Hi,
I would like to know which is the quickest way to delete rows in a large SAS dataset.
I have tested the ones of the above code. The quickest is the first one, but I want
to know if that is a general rule or it depends on the delete you are doing.
Any other and better way to delete will be apprecciated.
data ventas;
set ventas;
if cod_centro in ('C1', 'C2') then delete;
run;
data ventas;
set ventas;
where cod_centro not in ('C1', 'C2') ;
run;
data ventas;
modify ventas;
if cod_centro in ('C1', 'C2') then remove;
run;
proc sql;
delete from ventas where cod_centro in ('C1', 'C2');
quit;
Any advice will be greatly appreciated
There are a lot of factors to be taken into account here - not least of which is whether or not the column you're deleting on is indexed or is the sort column. Therefore I don't think there's a general rule of thumb you can apply in all cases.

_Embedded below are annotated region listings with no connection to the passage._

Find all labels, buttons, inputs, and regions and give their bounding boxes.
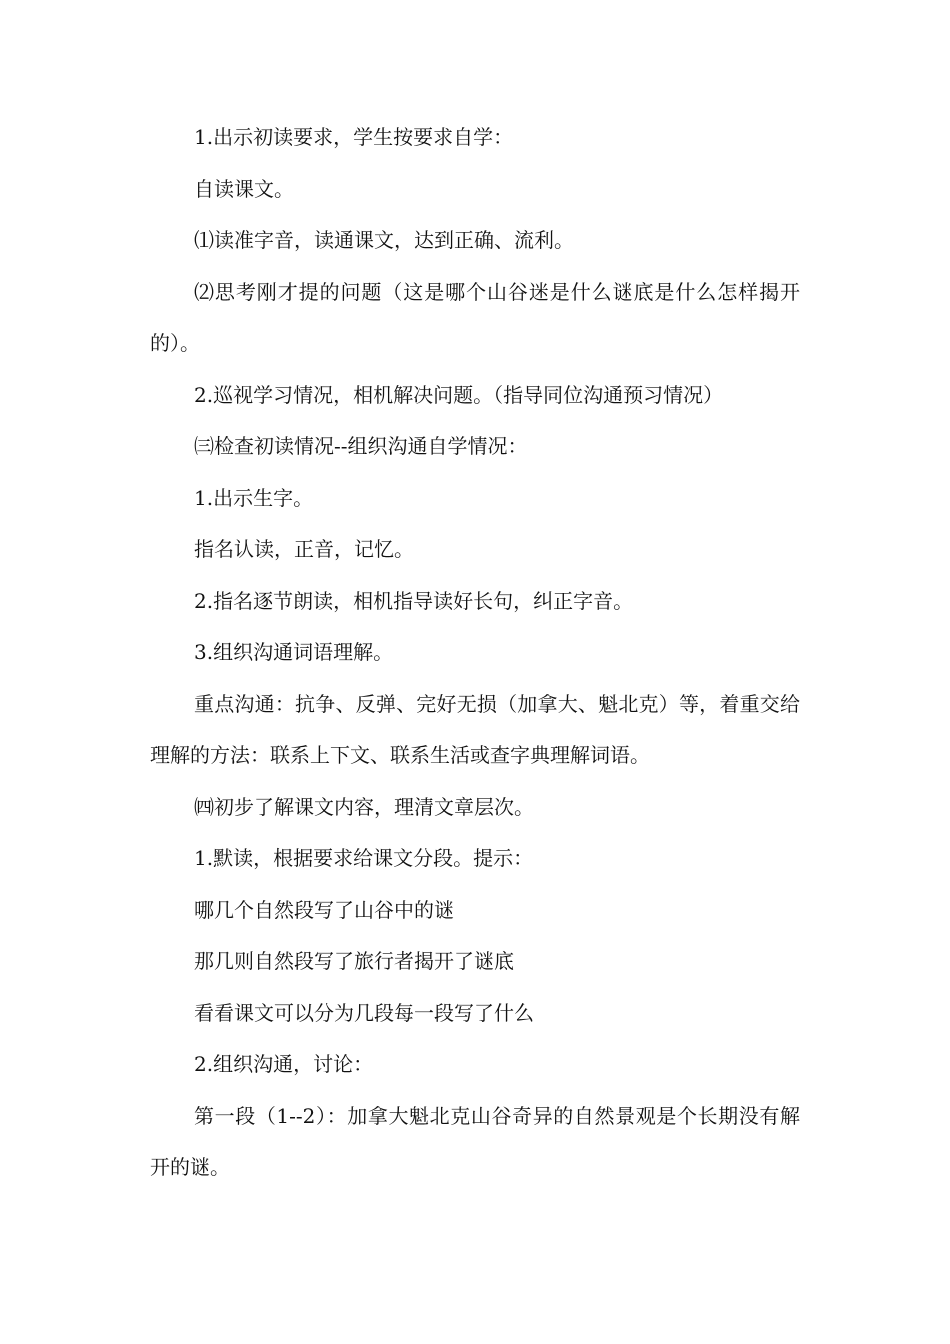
paragraph-18: 第一段（1--2）：加拿大魁北克山谷奇异的自然景观是个长期没有解开的谜。 [150,1103,800,1179]
paragraph-7: 1.出示生字。 [194,485,314,510]
paragraph-3: ⑴读准字音，读通课文，达到正确、流利。 [194,228,574,252]
paragraph-1: 1.出示初读要求，学生按要求自学： [194,125,514,149]
paragraph-11: 重点沟通：抗争、反弹、完好无损（加拿大、魁北克）等，着重交给理解的方法：联系上下文、联系生活或查字典理解词语。 [150,691,800,767]
paragraph-6: ㈢检查初读情况--组织沟通自学情况： [194,434,528,458]
paragraph-12: ㈣初步了解课文内容，理清文章层次。 [194,794,534,819]
paragraph-17: 2.组织沟通，讨论： [194,1052,374,1076]
paragraph-9: 2.指名逐节朗读，相机指导读好长句，纠正字音。 [194,588,634,613]
paragraph-15: 那几则自然段写了旅行者揭开了谜底 [194,949,514,973]
paragraph-4: ⑵思考刚才提的问题（这是哪个山谷迷是什么谜底是什么怎样揭开的）。 [150,279,800,355]
document-body [150,112,800,1194]
paragraph-8: 指名认读，正音，记忆。 [194,537,414,561]
paragraph-2: 自读课文。 [194,176,294,201]
paragraph-14: 哪几个自然段写了山谷中的谜 [194,897,454,922]
paragraph-10: 3.组织沟通词语理解。 [194,640,394,664]
paragraph-5: 2.巡视学习情况，相机解决问题。（指导同位沟通预习情况） [194,382,724,407]
paragraph-16: 看看课文可以分为几段每一段写了什么 [194,1000,534,1025]
paragraph-13: 1.默读，根据要求给课文分段。提示： [194,846,534,870]
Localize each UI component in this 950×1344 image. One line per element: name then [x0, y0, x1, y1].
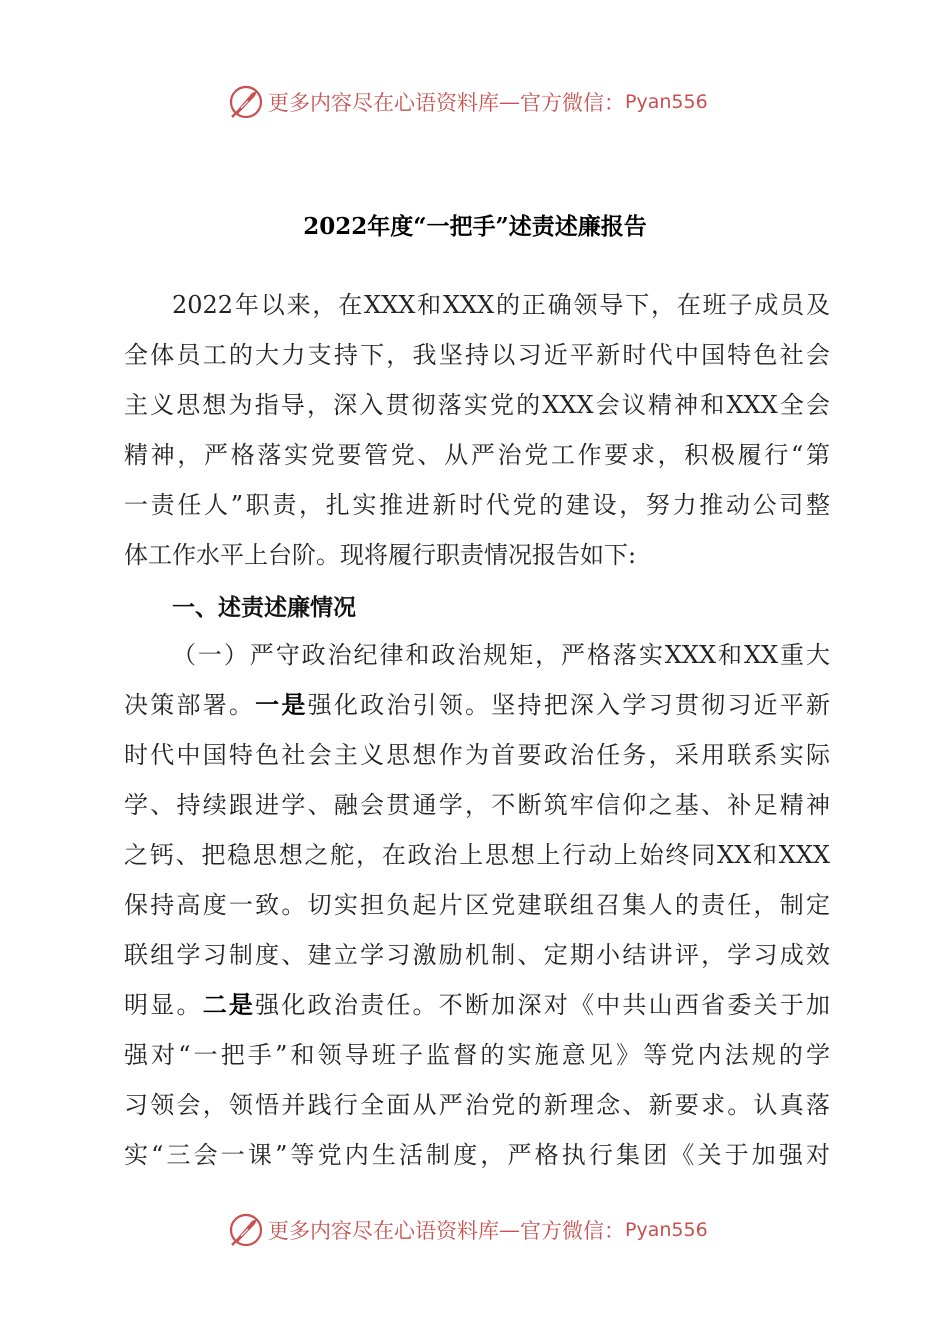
- subsection-line: 实“三会一课”等党内生活制度，严格执行集团《关于加强对: [124, 1141, 830, 1169]
- subsection-paragraph: [124, 630, 830, 1180]
- subsection-line: 时代中国特色社会主义思想作为首要政治任务，采用联系实际: [124, 741, 830, 769]
- intro-paragraph: [124, 280, 830, 580]
- watermark-text: 更多内容尽在心语资料库: [268, 91, 499, 115]
- intro-line: 一责任人”职责，扎实推进新时代党的建设，努力推动公司整: [124, 491, 830, 519]
- quill-pen-logo-icon: [228, 84, 264, 120]
- subsection-line: 强对“一把手”和领导班子监督的实施意见》等党内法规的学: [124, 1041, 830, 1069]
- subsection-line: 学、持续跟进学、融会贯通学，不断筑牢信仰之基、补足精神: [124, 791, 830, 819]
- line-text: 强化政治引领。坚持把深入学习贯彻习近平新: [307, 691, 830, 719]
- line-text: 决策部署。: [124, 691, 256, 719]
- intro-line: 体工作水平上台阶。现将履行职责情况报告如下:: [124, 541, 637, 569]
- watermark-text: 更多内容尽在心语资料库: [268, 1219, 499, 1243]
- subsection-line: [124, 980, 830, 1030]
- lead-phrase: 二是: [202, 991, 256, 1019]
- line-text: 明显。: [124, 991, 203, 1019]
- subsection-line: 保持高度一致。切实担负起片区党建联组召集人的责任，制定: [124, 891, 830, 919]
- line-text: 强化政治责任。不断加深对《中共山西省委关于加: [255, 991, 830, 1019]
- watermark-wechat-id: Pyan556: [625, 91, 708, 113]
- subsection-line: 之钙、把稳思想之舵，在政治上思想上行动上始终同XX和XXX: [124, 841, 830, 869]
- watermark-wechat-label: 官方微信：: [520, 91, 625, 115]
- intro-line: 2022年以来，在XXX和XXX的正确领导下，在班子成员及: [172, 291, 830, 319]
- watermark-dash: —: [499, 1218, 520, 1242]
- watermark-wechat-id: Pyan556: [625, 1219, 708, 1241]
- intro-line: 主义思想为指导，深入贯彻落实党的XXX会议精神和XXX全会: [124, 391, 830, 419]
- intro-line: 全体员工的大力支持下，我坚持以习近平新时代中国特色社会: [124, 341, 830, 369]
- subsection-line: （一）严守政治纪律和政治规矩，严格落实XXX和XX重大: [172, 641, 830, 669]
- section-heading: 一、述责述廉情况: [172, 595, 356, 621]
- subsection-line: [124, 680, 830, 730]
- watermark-wechat-label: 官方微信：: [520, 1219, 625, 1243]
- subsection-line: 联组学习制度、建立学习激励机制、定期小结讲评，学习成效: [124, 941, 830, 969]
- watermark-banner-bottom: [228, 1210, 708, 1250]
- lead-phrase: 一是: [255, 691, 308, 719]
- intro-line: 精神，严格落实党要管党、从严治党工作要求，积极履行“第: [124, 441, 830, 469]
- watermark-dash: —: [499, 90, 520, 114]
- watermark-banner-top: [228, 82, 708, 122]
- subsection-line: 习领会，领悟并践行全面从严治党的新理念、新要求。认真落: [124, 1091, 830, 1119]
- quill-pen-logo-icon: [228, 1212, 264, 1248]
- document-title: 2022年度“一把手”述责述廉报告: [303, 213, 647, 240]
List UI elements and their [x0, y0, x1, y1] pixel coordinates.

There is another option you can try as well
data ventas;
set ventas(where=(cod_centro not in('C1', 'C2'));
run;
It looks like the WHERE approach (your second example) is best, according to section B in this document:
http://www.phusewiki.org/docs/2010/2010%20PAPERS/CC03%20Paper.pdf
If you have a large dataset that is expensive to rewrite, you may want to find ways to rewrite (and re-index) infrequently, say every 10th update, or every month for a dataset that is updated daily. If so, then I'd consider the proc sql ... delete option or the data ...modify...remove option, because they don't rewrite the dataset, they just mark observations (not variables) to be deleted. Then just occasionally use the data ... where approach to physically delete the removed observations.
However, when using proc sql ... delete or data ...modify...remove, remember that the dataset attribute NOBS is not updated. In the example below, NOBS=699 in both the DATA _NULL_ step preceding the modify and the one following modify, but NLOBS (number of logical obs) goes from 699 to 487. This is confirmed by the trailing PROC MEANS reporting only 487 observations (and nmiss=0):
data have;
set sashelp.stocks;
run;
data _null_;
set have nobs=nrecs ;
dsid=open('have');
nlobs=attrn(dsid,'NLOBS');
rc=close(dsid);
put nrecs= nlobs= rc=;
stop;
run;
data have;
modify have;
where high<60;
remove;
run;
data _null_;
set have nobs=nrecs ;
dsid=open('have');
nlobs=attrn(dsid,'NLOBS');
rc=close(dsid);
put nrecs= nlobs=;
stop;
run;
proc means data=have n nmiss;
var high;
run;
Unfortunately the SET statement does not have an NLOBS= option, just the NOBS option. That's why you see the open, attrn, and close functions in the DATA _NULL_ steps.